Sesekali kau menoleh ke belakang, memastikan bahwa kedua pria itu tidak lagi mengikutimu. Setelah semua keadaan sudah agak tenang, kau memutuskan untuk memanggil taksi dan pergi. Kau masih bingung hendak pergi ke mana. Karena kau sendiri tidak berani pulang ke rumahmu dan pada akhirnya akan melibatkan kedua orang tuamu dalam masalah yang menurutmu membahayakan ini.

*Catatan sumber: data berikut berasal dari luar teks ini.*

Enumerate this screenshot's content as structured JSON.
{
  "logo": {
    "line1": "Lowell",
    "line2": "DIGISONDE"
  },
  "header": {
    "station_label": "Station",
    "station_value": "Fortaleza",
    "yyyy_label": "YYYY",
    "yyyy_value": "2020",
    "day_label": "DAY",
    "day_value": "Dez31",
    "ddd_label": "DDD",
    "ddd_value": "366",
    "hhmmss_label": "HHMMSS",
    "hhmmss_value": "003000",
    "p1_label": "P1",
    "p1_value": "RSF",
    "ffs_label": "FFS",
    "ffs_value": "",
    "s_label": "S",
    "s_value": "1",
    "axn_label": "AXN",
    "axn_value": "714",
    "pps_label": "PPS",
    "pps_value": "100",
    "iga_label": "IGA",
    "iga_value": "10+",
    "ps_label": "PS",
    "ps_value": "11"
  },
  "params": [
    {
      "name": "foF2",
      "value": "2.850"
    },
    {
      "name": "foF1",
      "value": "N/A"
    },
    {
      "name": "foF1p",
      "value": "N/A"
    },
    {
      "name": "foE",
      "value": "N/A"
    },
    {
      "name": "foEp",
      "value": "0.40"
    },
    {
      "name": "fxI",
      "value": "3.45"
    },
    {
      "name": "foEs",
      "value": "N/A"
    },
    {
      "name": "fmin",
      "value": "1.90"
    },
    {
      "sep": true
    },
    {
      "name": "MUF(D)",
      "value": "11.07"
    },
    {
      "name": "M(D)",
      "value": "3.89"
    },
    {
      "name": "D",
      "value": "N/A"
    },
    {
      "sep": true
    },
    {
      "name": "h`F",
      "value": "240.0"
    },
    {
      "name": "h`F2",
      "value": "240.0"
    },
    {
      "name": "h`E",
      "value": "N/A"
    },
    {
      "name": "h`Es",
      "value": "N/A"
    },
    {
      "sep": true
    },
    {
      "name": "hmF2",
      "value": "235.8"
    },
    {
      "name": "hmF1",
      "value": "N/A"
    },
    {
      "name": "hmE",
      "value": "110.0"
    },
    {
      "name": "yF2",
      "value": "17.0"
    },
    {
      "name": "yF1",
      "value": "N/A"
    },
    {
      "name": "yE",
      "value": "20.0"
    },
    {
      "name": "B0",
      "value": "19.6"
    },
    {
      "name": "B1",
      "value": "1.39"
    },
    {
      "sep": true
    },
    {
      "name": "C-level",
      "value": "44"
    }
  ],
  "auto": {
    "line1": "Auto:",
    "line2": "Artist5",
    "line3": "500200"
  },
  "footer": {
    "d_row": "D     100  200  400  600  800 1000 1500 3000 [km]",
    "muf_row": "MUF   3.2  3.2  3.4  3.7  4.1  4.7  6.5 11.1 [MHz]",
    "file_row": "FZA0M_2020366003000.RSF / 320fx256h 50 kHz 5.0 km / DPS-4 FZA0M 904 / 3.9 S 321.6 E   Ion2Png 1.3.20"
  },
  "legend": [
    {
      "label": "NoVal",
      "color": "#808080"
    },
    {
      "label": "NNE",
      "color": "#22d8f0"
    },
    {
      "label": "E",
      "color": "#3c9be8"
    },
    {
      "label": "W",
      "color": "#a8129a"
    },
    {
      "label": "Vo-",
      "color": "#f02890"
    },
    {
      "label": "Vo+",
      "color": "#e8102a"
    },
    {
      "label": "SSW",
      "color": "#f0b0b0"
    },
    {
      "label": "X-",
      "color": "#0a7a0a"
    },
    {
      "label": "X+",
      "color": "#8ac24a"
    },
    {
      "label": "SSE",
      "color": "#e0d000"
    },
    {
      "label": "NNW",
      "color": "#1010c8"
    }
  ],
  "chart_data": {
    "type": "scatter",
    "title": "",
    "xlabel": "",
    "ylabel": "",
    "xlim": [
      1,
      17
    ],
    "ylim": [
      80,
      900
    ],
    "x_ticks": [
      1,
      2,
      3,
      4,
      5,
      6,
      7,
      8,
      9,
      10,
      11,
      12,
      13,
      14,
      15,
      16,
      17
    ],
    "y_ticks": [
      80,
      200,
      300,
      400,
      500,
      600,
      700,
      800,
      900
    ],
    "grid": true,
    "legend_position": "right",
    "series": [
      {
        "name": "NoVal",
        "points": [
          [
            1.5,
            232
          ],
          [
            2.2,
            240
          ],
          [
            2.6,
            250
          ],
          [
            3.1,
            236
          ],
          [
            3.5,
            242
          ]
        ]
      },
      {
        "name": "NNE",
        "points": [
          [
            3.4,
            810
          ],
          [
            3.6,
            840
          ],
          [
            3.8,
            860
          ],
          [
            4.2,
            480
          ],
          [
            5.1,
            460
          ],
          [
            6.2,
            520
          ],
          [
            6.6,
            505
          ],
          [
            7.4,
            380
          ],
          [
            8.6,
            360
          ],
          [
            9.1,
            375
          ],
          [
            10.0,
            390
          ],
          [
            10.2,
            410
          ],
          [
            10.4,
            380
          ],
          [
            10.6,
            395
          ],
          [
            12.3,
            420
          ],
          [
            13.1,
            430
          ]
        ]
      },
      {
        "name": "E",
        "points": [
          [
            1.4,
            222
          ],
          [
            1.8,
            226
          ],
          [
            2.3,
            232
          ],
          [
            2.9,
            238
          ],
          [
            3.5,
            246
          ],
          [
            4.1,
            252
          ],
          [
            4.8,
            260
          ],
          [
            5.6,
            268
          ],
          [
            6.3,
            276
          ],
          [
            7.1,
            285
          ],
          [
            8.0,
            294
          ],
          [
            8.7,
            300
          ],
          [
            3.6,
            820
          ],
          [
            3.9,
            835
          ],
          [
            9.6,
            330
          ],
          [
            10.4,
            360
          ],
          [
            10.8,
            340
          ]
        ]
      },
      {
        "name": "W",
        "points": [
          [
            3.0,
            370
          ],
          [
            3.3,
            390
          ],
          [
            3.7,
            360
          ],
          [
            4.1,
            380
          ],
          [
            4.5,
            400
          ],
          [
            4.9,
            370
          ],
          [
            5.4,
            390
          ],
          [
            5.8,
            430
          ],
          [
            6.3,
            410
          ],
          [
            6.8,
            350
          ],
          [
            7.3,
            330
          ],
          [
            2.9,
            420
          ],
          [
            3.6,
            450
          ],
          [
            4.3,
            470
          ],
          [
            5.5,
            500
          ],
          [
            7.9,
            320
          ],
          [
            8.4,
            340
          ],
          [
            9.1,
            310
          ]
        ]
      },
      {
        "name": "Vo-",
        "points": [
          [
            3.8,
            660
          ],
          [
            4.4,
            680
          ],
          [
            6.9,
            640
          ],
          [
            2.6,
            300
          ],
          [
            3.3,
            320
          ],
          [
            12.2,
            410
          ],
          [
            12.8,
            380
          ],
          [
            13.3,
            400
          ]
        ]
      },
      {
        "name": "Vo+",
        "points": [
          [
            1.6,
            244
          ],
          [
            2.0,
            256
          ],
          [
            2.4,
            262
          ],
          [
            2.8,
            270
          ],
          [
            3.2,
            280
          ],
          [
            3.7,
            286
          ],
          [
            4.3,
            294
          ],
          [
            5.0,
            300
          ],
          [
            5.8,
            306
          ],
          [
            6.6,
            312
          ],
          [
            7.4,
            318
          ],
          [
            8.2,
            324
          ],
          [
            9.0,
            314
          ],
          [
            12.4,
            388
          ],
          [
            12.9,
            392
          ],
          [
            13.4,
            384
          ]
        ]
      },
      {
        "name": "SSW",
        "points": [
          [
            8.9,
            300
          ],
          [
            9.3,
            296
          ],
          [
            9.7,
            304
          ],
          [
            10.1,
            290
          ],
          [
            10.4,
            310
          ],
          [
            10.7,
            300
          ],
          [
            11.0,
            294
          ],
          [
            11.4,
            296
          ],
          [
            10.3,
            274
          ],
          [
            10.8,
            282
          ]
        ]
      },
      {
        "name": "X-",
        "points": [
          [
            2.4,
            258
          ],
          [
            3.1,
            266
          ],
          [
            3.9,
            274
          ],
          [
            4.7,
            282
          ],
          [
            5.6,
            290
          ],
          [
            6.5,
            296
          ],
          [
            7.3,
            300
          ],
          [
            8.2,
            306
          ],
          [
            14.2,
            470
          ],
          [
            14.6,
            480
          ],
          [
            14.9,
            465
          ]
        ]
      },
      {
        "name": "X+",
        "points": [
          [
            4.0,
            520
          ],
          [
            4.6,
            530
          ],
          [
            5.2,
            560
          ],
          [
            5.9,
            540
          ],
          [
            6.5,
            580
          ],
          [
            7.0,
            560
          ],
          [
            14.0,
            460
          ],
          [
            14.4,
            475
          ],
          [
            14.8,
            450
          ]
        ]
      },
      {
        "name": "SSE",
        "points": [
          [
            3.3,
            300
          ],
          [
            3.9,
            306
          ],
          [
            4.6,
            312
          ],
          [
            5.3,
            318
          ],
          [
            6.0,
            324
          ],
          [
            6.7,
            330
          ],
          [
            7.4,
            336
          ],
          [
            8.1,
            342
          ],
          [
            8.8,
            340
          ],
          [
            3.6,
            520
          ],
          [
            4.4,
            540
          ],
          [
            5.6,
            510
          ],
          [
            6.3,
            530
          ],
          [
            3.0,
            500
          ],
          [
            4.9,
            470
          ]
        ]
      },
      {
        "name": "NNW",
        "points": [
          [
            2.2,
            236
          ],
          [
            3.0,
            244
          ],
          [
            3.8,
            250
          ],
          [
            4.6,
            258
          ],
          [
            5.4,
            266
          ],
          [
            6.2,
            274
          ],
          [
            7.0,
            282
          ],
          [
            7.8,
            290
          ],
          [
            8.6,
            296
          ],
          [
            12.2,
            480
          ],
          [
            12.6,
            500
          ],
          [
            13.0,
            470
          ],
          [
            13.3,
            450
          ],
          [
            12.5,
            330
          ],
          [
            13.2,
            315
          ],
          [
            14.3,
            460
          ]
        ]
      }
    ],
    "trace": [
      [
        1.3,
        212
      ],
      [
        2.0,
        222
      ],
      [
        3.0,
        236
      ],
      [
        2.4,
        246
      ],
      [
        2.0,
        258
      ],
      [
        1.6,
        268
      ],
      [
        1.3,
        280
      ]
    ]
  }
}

"Anda ingin pergi ke mana?" Sang sopir taksi menanyaimu.
Kau tidak mampu menjawab secara langsung karena bingung akan tujuanmu. Kau masih berpikir dan hanya bergumam tidak jelas, berbicara dengan dirimu sendiri yang tidak bisa dimengerti oleh sopir taksi tersebut. Lalu kau teringat akan sahabatmu yang telah pindah ke kota sebelah.
"Ke Incheon saja."
Seketika itu sopir taksi tersebut langsung menancap gas setelah awalnya mengemudikan mobilnya dengan perlahan. Kau masih menyempatkan diri untuk menengok ke belakang. Apakah masih ada orang yang membuntutimu atau tidak. Kau melihat tidak ada kendaraan yang mencurigakan di belakang mobil taksi yang kau tumpangi. Hal itu membuatmu sedikit lega.
Tiba-tiba sebuah panggilan telepon dari nomor yang disembunyikan mengejutkanmu sekali lagi. Kau kaget untuk sesaat, namun pikiranmu langsung melayang ke Jimin. Sehingga kau merasa sedikit tentram.
"Yaak, Y/n-ah. Kau mau pergi ke mana?!" Serunya dari dalam lubang suara ponselmu.
"Dari mana kau tahu aku sedang naik taksi dan akan pergi?" Tanyamu heran pada Jimin yang tahu segalanya seperti Tuhan.
KAMU SEDANG MEMBACA
Bangtan Short Stories
FanfictionBagaimana rasanya jika kau menjadi bagian dari hidup mereka? Suka, senang, bahagia, terharu, hingga sedih dan memilukan.. Simak ceritanya..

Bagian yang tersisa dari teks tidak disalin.